Thursday, June 19, 2008

Patents can be patented:

Patent prosecution is a multi-billion dollar a year industry in the United States, with much of the income (at least based on the fees I have paid over the years) due to patent claims drafting and patent claim modification during patent examination. Patent prosecutors are manufacturers of patent claims (and indeed can be sued for selling a defective product). Patent prosecutors use technology tools to manufacture and optimize their product (patent prosecution would shut down in the United States without computers). And like other industries with manufacturers, there are always improvements to be made, i.e., there should be new and better ways to draft patent claims.
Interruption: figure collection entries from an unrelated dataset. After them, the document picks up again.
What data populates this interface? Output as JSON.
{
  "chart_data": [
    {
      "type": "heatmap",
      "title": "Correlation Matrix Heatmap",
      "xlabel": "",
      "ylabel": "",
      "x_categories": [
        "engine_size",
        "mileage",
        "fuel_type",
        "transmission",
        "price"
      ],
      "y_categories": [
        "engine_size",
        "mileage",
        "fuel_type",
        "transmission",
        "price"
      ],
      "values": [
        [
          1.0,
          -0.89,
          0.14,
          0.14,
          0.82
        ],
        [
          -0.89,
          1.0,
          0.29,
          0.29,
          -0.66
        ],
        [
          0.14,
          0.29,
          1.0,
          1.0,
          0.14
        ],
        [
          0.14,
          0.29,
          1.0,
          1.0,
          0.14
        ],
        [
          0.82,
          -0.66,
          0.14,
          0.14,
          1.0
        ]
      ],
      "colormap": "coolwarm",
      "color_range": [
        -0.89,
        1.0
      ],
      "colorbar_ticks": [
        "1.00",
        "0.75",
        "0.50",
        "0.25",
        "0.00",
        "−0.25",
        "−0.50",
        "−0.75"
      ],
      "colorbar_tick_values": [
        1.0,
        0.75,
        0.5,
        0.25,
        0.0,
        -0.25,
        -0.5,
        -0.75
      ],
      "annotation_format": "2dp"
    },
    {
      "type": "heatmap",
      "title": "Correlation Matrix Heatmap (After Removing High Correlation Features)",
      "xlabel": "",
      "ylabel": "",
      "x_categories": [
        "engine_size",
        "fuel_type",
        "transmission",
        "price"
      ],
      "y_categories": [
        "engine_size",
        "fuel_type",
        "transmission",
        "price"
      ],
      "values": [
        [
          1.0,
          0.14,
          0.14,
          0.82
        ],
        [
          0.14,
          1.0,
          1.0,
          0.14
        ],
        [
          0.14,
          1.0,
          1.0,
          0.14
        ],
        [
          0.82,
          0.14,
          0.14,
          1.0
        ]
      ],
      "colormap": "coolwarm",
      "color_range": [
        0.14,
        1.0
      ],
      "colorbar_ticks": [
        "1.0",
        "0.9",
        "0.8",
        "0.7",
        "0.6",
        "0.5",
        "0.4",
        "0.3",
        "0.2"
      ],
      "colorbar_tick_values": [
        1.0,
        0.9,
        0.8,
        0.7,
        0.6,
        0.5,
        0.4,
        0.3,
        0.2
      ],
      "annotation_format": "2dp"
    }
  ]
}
Let's ignore requirements 102, 103 and 112 of the 35 USC on patenting, and find out whether new patent claims drafting methods can be patented. A priori, I offer that at least three important precedents support the affirmative:
a) Baker v. Selden - if I can patent methods of structured prespective drawing with paper and pencil, I should be able to patent methods of structured claim drafting with paper and pencil; b) State Street - patent claim drafting is a VERY VERY concrete, tangible and useful business method for manufacturing VERY VERY concrete, tangible and useful patent claims and specification, if such methods earn law firms billions of dollars a year; and c) Lundgren - patent claim drafting methods are, well, METHODS of 35 USC 101 that rely on various degrees of technology to implement, technology now optimal to claim.
With many areas of technology having tens of thousands of new patent applications each year, licensing a new claim drafting method for, say, $1000/patent could be quite lucrative. And given increasing PTO fees for patent claims, there could be good such demand.